Pendant longtemps, on a expliqué la douleur de deux façons simples :
douleur nociceptive (un tissu est lésé : entorse, fracture, inflammation)
douleur neuropathique (un nerf est endommagé)
Mais une immense zone grise demeurait. Des personnes souffrent réellement, parfois intensément, sans lésion active
ni nerf brisé. C’est là qu’entre en scène un concept clé, encore trop méconnu : la douleur nociplastique.
C’est quoi, la douleur nociplastique ?
La douleur nociplastique, c’est une douleur causée par une altération du traitement de la douleur par le système nerveux, et non par un dommage tissulaire en cours.
- Le problème n’est plus dans le muscle, le tendon ou l’articulation.
- Le
problème est dans le système d’alarme lui-même.

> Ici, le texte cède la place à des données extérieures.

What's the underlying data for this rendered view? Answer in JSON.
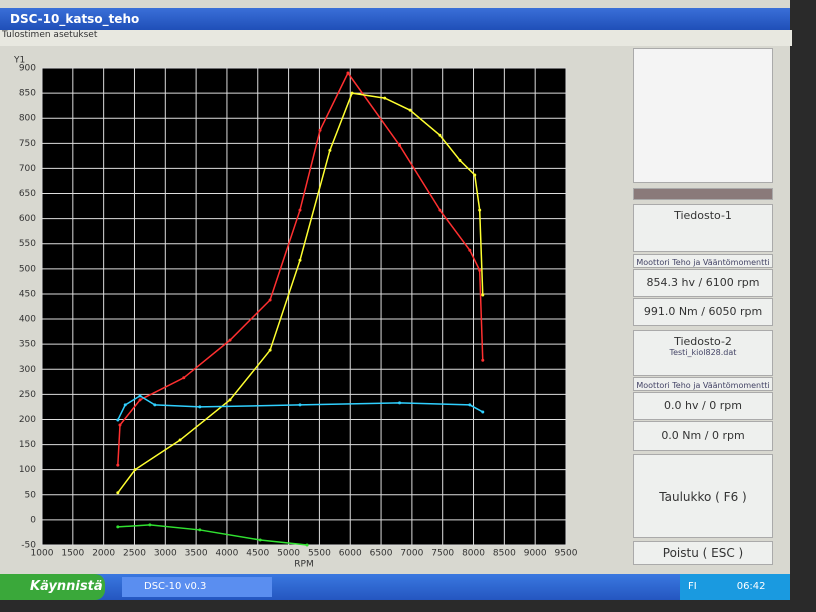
{
  "window": {
    "title": "DSC-10_katso_teho",
    "menu": "Tulostimen asetukset"
  },
  "chart_data": {
    "type": "line",
    "y_axis_label": "Y1",
    "x_axis_label": "RPM",
    "xlim": [
      1000,
      9500
    ],
    "xticks": [
      1000,
      1500,
      2000,
      2500,
      3000,
      3500,
      4000,
      4500,
      5000,
      5500,
      6000,
      6500,
      7000,
      7500,
      8000,
      8500,
      9000,
      9500
    ],
    "ylim": [
      -50,
      900
    ],
    "yticks": [
      900,
      850,
      800,
      750,
      700,
      650,
      600,
      550,
      500,
      450,
      400,
      350,
      300,
      250,
      200,
      150,
      100,
      50,
      0,
      -50
    ],
    "grid": true,
    "series": [
      {
        "color": "#ff3030",
        "x": [
          2230,
          2265,
          2590,
          3300,
          4050,
          4700,
          5185,
          5510,
          5963,
          6800,
          7455,
          7940,
          8100,
          8150
        ],
        "values": [
          109,
          189,
          239,
          283,
          358,
          438,
          617,
          776,
          890,
          746,
          617,
          537,
          497,
          318
        ]
      },
      {
        "color": "#ffff30",
        "x": [
          2230,
          2510,
          3240,
          4050,
          4700,
          5185,
          5670,
          6030,
          6560,
          6970,
          7455,
          7780,
          8020,
          8100,
          8150
        ],
        "values": [
          54,
          100,
          159,
          239,
          338,
          517,
          736,
          850,
          840,
          816,
          766,
          716,
          687,
          617,
          448
        ]
      },
      {
        "color": "#30d0ff",
        "x": [
          2230,
          2350,
          2590,
          2830,
          3560,
          5185,
          6800,
          7940,
          8150
        ],
        "values": [
          199,
          229,
          247,
          229,
          225,
          229,
          233,
          229,
          215
        ]
      },
      {
        "color": "#30e030",
        "x": [
          2230,
          2750,
          3560,
          4540,
          5300
        ],
        "values": [
          -14,
          -10,
          -20,
          -40,
          -50
        ]
      }
    ]
  },
  "panel": {
    "file1": {
      "label": "Tiedosto-1",
      "heading": "Moottori Teho ja Vääntömomentti",
      "power": "854.3 hv / 6100 rpm",
      "torque": "991.0 Nm / 6050 rpm"
    },
    "file2": {
      "label": "Tiedosto-2",
      "file": "Testi_kiol828.dat",
      "heading": "Moottori Teho ja Vääntömomentti",
      "power": "0.0 hv / 0 rpm",
      "torque": "0.0 Nm / 0 rpm"
    },
    "table_button": "Taulukko ( F6 )",
    "exit_button": "Poistu ( ESC )"
  },
  "taskbar": {
    "start": "Käynnistä",
    "task": "DSC-10 v0.3",
    "lang": "FI",
    "clock": "06:42"
  }
}
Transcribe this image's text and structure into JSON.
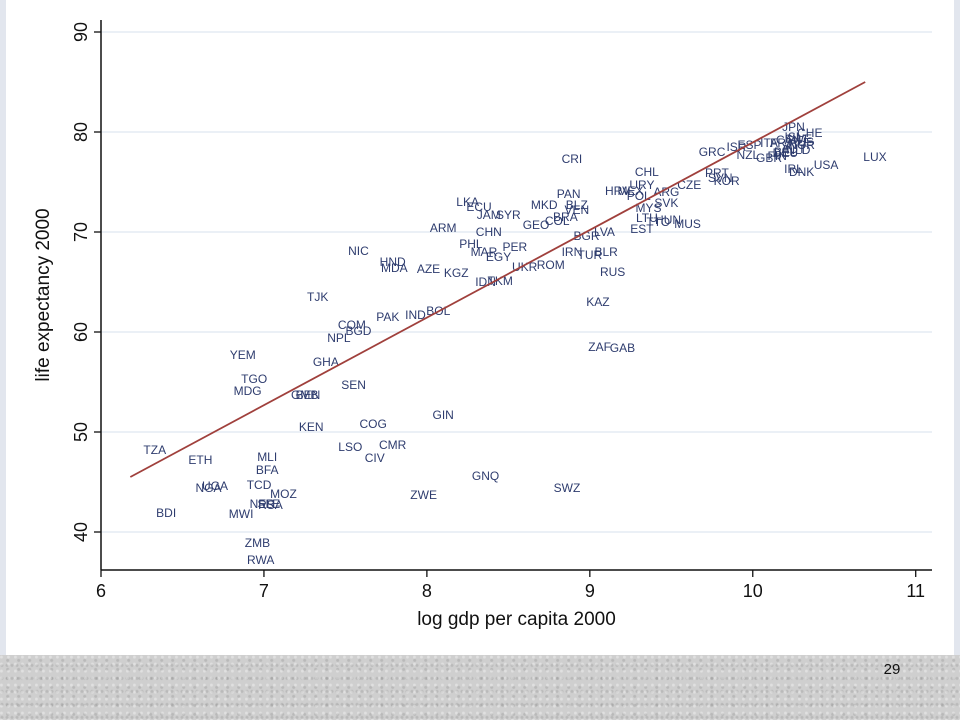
{
  "page_number": "29",
  "colors": {
    "slide_background": "#e2e6ee",
    "plot_background": "#ffffff",
    "grid": "#dfe7f0",
    "point_labels": "#2e3c6e",
    "fit_line": "#a0403c",
    "axis": "#111111"
  },
  "chart_data": {
    "type": "scatter",
    "title": "",
    "xlabel": "log gdp per capita 2000",
    "ylabel": "life expectancy 2000",
    "xlim": [
      6,
      11.1
    ],
    "ylim": [
      36.2,
      91.2
    ],
    "xticks": [
      6,
      7,
      8,
      9,
      10,
      11
    ],
    "yticks": [
      40,
      50,
      60,
      70,
      80,
      90
    ],
    "x_tick_labels": [
      "6",
      "7",
      "8",
      "9",
      "10",
      "11"
    ],
    "y_tick_labels": [
      "40",
      "50",
      "60",
      "70",
      "80",
      "90"
    ],
    "grid": "horizontal",
    "legend": "none",
    "markers": "country code labels",
    "fit_line": {
      "x": [
        6.18,
        10.69
      ],
      "y": [
        45.5,
        85.0
      ]
    },
    "points": [
      {
        "label": "LUX",
        "x": 10.75,
        "y": 77.4
      },
      {
        "label": "USA",
        "x": 10.45,
        "y": 76.6
      },
      {
        "label": "JPN",
        "x": 10.25,
        "y": 80.4
      },
      {
        "label": "CHE",
        "x": 10.35,
        "y": 79.8
      },
      {
        "label": "ISL",
        "x": 10.25,
        "y": 79.4
      },
      {
        "label": "CAN",
        "x": 10.22,
        "y": 79.1
      },
      {
        "label": "SWE",
        "x": 10.28,
        "y": 79.2
      },
      {
        "label": "NOR",
        "x": 10.3,
        "y": 78.6
      },
      {
        "label": "AUS",
        "x": 10.3,
        "y": 78.9
      },
      {
        "label": "FRA",
        "x": 10.18,
        "y": 78.8
      },
      {
        "label": "ITA",
        "x": 10.1,
        "y": 78.8
      },
      {
        "label": "ESP",
        "x": 9.98,
        "y": 78.6
      },
      {
        "label": "ISR",
        "x": 9.9,
        "y": 78.4
      },
      {
        "label": "GRC",
        "x": 9.75,
        "y": 77.9
      },
      {
        "label": "NZL",
        "x": 9.97,
        "y": 77.6
      },
      {
        "label": "GBR",
        "x": 10.1,
        "y": 77.3
      },
      {
        "label": "DEU",
        "x": 10.2,
        "y": 77.8
      },
      {
        "label": "AUT",
        "x": 10.25,
        "y": 78.2
      },
      {
        "label": "BEL",
        "x": 10.2,
        "y": 77.9
      },
      {
        "label": "NLD",
        "x": 10.28,
        "y": 78.1
      },
      {
        "label": "FIN",
        "x": 10.15,
        "y": 77.5
      },
      {
        "label": "DNK",
        "x": 10.3,
        "y": 75.9
      },
      {
        "label": "IRL",
        "x": 10.25,
        "y": 76.2
      },
      {
        "label": "PRT",
        "x": 9.78,
        "y": 75.8
      },
      {
        "label": "SVN",
        "x": 9.8,
        "y": 75.3
      },
      {
        "label": "KOR",
        "x": 9.84,
        "y": 75.0
      },
      {
        "label": "CZE",
        "x": 9.61,
        "y": 74.6
      },
      {
        "label": "MUS",
        "x": 9.6,
        "y": 70.7
      },
      {
        "label": "CHL",
        "x": 9.35,
        "y": 75.9
      },
      {
        "label": "ARG",
        "x": 9.47,
        "y": 73.9
      },
      {
        "label": "URY",
        "x": 9.32,
        "y": 74.6
      },
      {
        "label": "HRV",
        "x": 9.17,
        "y": 74.0
      },
      {
        "label": "MEX",
        "x": 9.25,
        "y": 74.0
      },
      {
        "label": "POL",
        "x": 9.3,
        "y": 73.5
      },
      {
        "label": "SVK",
        "x": 9.47,
        "y": 72.8
      },
      {
        "label": "HUN",
        "x": 9.48,
        "y": 71.1
      },
      {
        "label": "MYS",
        "x": 9.36,
        "y": 72.3
      },
      {
        "label": "LTU",
        "x": 9.35,
        "y": 71.3
      },
      {
        "label": "TTO",
        "x": 9.42,
        "y": 70.9
      },
      {
        "label": "EST",
        "x": 9.32,
        "y": 70.2
      },
      {
        "label": "CRI",
        "x": 8.89,
        "y": 77.2
      },
      {
        "label": "PAN",
        "x": 8.87,
        "y": 73.7
      },
      {
        "label": "MKD",
        "x": 8.72,
        "y": 72.6
      },
      {
        "label": "BLZ",
        "x": 8.92,
        "y": 72.6
      },
      {
        "label": "VEN",
        "x": 8.92,
        "y": 72.1
      },
      {
        "label": "BRA",
        "x": 8.85,
        "y": 71.4
      },
      {
        "label": "COL",
        "x": 8.8,
        "y": 71.0
      },
      {
        "label": "LVA",
        "x": 9.09,
        "y": 69.9
      },
      {
        "label": "BGR",
        "x": 8.98,
        "y": 69.5
      },
      {
        "label": "ROM",
        "x": 8.76,
        "y": 66.6
      },
      {
        "label": "IRN",
        "x": 8.89,
        "y": 67.9
      },
      {
        "label": "TUR",
        "x": 9.0,
        "y": 67.6
      },
      {
        "label": "BLR",
        "x": 9.1,
        "y": 67.9
      },
      {
        "label": "RUS",
        "x": 9.14,
        "y": 65.9
      },
      {
        "label": "KAZ",
        "x": 9.05,
        "y": 62.9
      },
      {
        "label": "ZAF",
        "x": 9.06,
        "y": 58.4
      },
      {
        "label": "GAB",
        "x": 9.2,
        "y": 58.3
      },
      {
        "label": "SWZ",
        "x": 8.86,
        "y": 44.3
      },
      {
        "label": "JAM",
        "x": 8.38,
        "y": 71.6
      },
      {
        "label": "SYR",
        "x": 8.5,
        "y": 71.6
      },
      {
        "label": "ECU",
        "x": 8.32,
        "y": 72.4
      },
      {
        "label": "LKA",
        "x": 8.25,
        "y": 72.9
      },
      {
        "label": "GEO",
        "x": 8.67,
        "y": 70.6
      },
      {
        "label": "CHN",
        "x": 8.38,
        "y": 69.9
      },
      {
        "label": "PER",
        "x": 8.54,
        "y": 68.4
      },
      {
        "label": "PHL",
        "x": 8.27,
        "y": 68.7
      },
      {
        "label": "MAR",
        "x": 8.35,
        "y": 67.9
      },
      {
        "label": "EGY",
        "x": 8.44,
        "y": 67.4
      },
      {
        "label": "UKR",
        "x": 8.6,
        "y": 66.4
      },
      {
        "label": "ARM",
        "x": 8.1,
        "y": 70.3
      },
      {
        "label": "AZE",
        "x": 8.01,
        "y": 66.2
      },
      {
        "label": "KGZ",
        "x": 8.18,
        "y": 65.8
      },
      {
        "label": "IDN",
        "x": 8.36,
        "y": 64.9
      },
      {
        "label": "TKM",
        "x": 8.45,
        "y": 65.0
      },
      {
        "label": "BOL",
        "x": 8.07,
        "y": 62.0
      },
      {
        "label": "IND",
        "x": 7.93,
        "y": 61.6
      },
      {
        "label": "NIC",
        "x": 7.58,
        "y": 68.0
      },
      {
        "label": "HND",
        "x": 7.79,
        "y": 66.9
      },
      {
        "label": "MDA",
        "x": 7.8,
        "y": 66.3
      },
      {
        "label": "TJK",
        "x": 7.33,
        "y": 63.4
      },
      {
        "label": "PAK",
        "x": 7.76,
        "y": 61.4
      },
      {
        "label": "COM",
        "x": 7.54,
        "y": 60.6
      },
      {
        "label": "BGD",
        "x": 7.58,
        "y": 60.0
      },
      {
        "label": "NPL",
        "x": 7.46,
        "y": 59.3
      },
      {
        "label": "YEM",
        "x": 6.87,
        "y": 57.6
      },
      {
        "label": "GHA",
        "x": 7.38,
        "y": 56.9
      },
      {
        "label": "TGO",
        "x": 6.94,
        "y": 55.2
      },
      {
        "label": "MDG",
        "x": 6.9,
        "y": 54.0
      },
      {
        "label": "SEN",
        "x": 7.55,
        "y": 54.6
      },
      {
        "label": "BEN",
        "x": 7.27,
        "y": 53.6
      },
      {
        "label": "GMB",
        "x": 7.25,
        "y": 53.6
      },
      {
        "label": "GIN",
        "x": 8.1,
        "y": 51.6
      },
      {
        "label": "KEN",
        "x": 7.29,
        "y": 50.4
      },
      {
        "label": "COG",
        "x": 7.67,
        "y": 50.7
      },
      {
        "label": "LSO",
        "x": 7.53,
        "y": 48.4
      },
      {
        "label": "CMR",
        "x": 7.79,
        "y": 48.6
      },
      {
        "label": "CIV",
        "x": 7.68,
        "y": 47.3
      },
      {
        "label": "TZA",
        "x": 6.33,
        "y": 48.1
      },
      {
        "label": "ETH",
        "x": 6.61,
        "y": 47.1
      },
      {
        "label": "MLI",
        "x": 7.02,
        "y": 47.4
      },
      {
        "label": "BFA",
        "x": 7.02,
        "y": 46.1
      },
      {
        "label": "TCD",
        "x": 6.97,
        "y": 44.6
      },
      {
        "label": "UGA",
        "x": 6.7,
        "y": 44.5
      },
      {
        "label": "NGA",
        "x": 6.66,
        "y": 44.3
      },
      {
        "label": "MOZ",
        "x": 7.12,
        "y": 43.7
      },
      {
        "label": "NER",
        "x": 6.99,
        "y": 42.7
      },
      {
        "label": "SLE",
        "x": 7.03,
        "y": 42.7
      },
      {
        "label": "RSA",
        "x": 7.04,
        "y": 42.6
      },
      {
        "label": "MWI",
        "x": 6.86,
        "y": 41.7
      },
      {
        "label": "BDI",
        "x": 6.4,
        "y": 41.8
      },
      {
        "label": "ZWE",
        "x": 7.98,
        "y": 43.6
      },
      {
        "label": "GNQ",
        "x": 8.36,
        "y": 45.5
      },
      {
        "label": "ZMB",
        "x": 6.96,
        "y": 38.8
      },
      {
        "label": "RWA",
        "x": 6.98,
        "y": 37.1
      }
    ]
  }
}
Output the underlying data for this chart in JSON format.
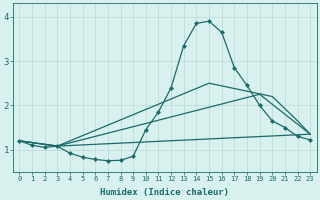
{
  "xlabel": "Humidex (Indice chaleur)",
  "xlim": [
    -0.5,
    23.5
  ],
  "ylim": [
    0.5,
    4.3
  ],
  "xticks": [
    0,
    1,
    2,
    3,
    4,
    5,
    6,
    7,
    8,
    9,
    10,
    11,
    12,
    13,
    14,
    15,
    16,
    17,
    18,
    19,
    20,
    21,
    22,
    23
  ],
  "yticks": [
    1,
    2,
    3,
    4
  ],
  "bg_color": "#d8f0ee",
  "line_color": "#1a6b6b",
  "grid_color": "#b8d8d4",
  "line1_x": [
    0,
    1,
    2,
    3,
    4,
    5,
    6,
    7,
    8,
    9,
    10,
    11,
    12,
    13,
    14,
    15,
    16,
    17,
    18,
    19,
    20,
    21,
    22,
    23
  ],
  "line1_y": [
    1.2,
    1.1,
    1.05,
    1.08,
    0.92,
    0.83,
    0.78,
    0.75,
    0.76,
    0.85,
    1.45,
    1.85,
    2.4,
    3.35,
    3.85,
    3.9,
    3.65,
    2.85,
    2.45,
    2.0,
    1.65,
    1.5,
    1.3,
    1.22
  ],
  "line2_x": [
    0,
    3,
    23
  ],
  "line2_y": [
    1.2,
    1.08,
    1.35
  ],
  "line3_x": [
    0,
    3,
    19,
    23
  ],
  "line3_y": [
    1.2,
    1.08,
    2.25,
    1.35
  ],
  "line4_x": [
    0,
    3,
    15,
    20,
    22,
    23
  ],
  "line4_y": [
    1.2,
    1.08,
    2.5,
    2.2,
    1.65,
    1.35
  ],
  "marker": "D",
  "markersize": 2.0,
  "linewidth": 0.9
}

Le cerveau et la moelle épinière deviennent trop sensibles, trop vigilants. Des signaux normalement neutres (mouvement, effort, pression, fatigue) sont interprétés comme dangereux. Résultat : la douleur apparaît sans blessure proportionnelle.
On observe ce mécanisme dans :
- la douleur chronique diffuse
- la
fibromyalgie
- certaines lombalgies persistantes
- le Syndrome douloureux général complexe
- plusieurs douleurs post-virales ou post-traumatiques
La douleur est réelle. Elle n’est ni imaginaire, ni exagérée.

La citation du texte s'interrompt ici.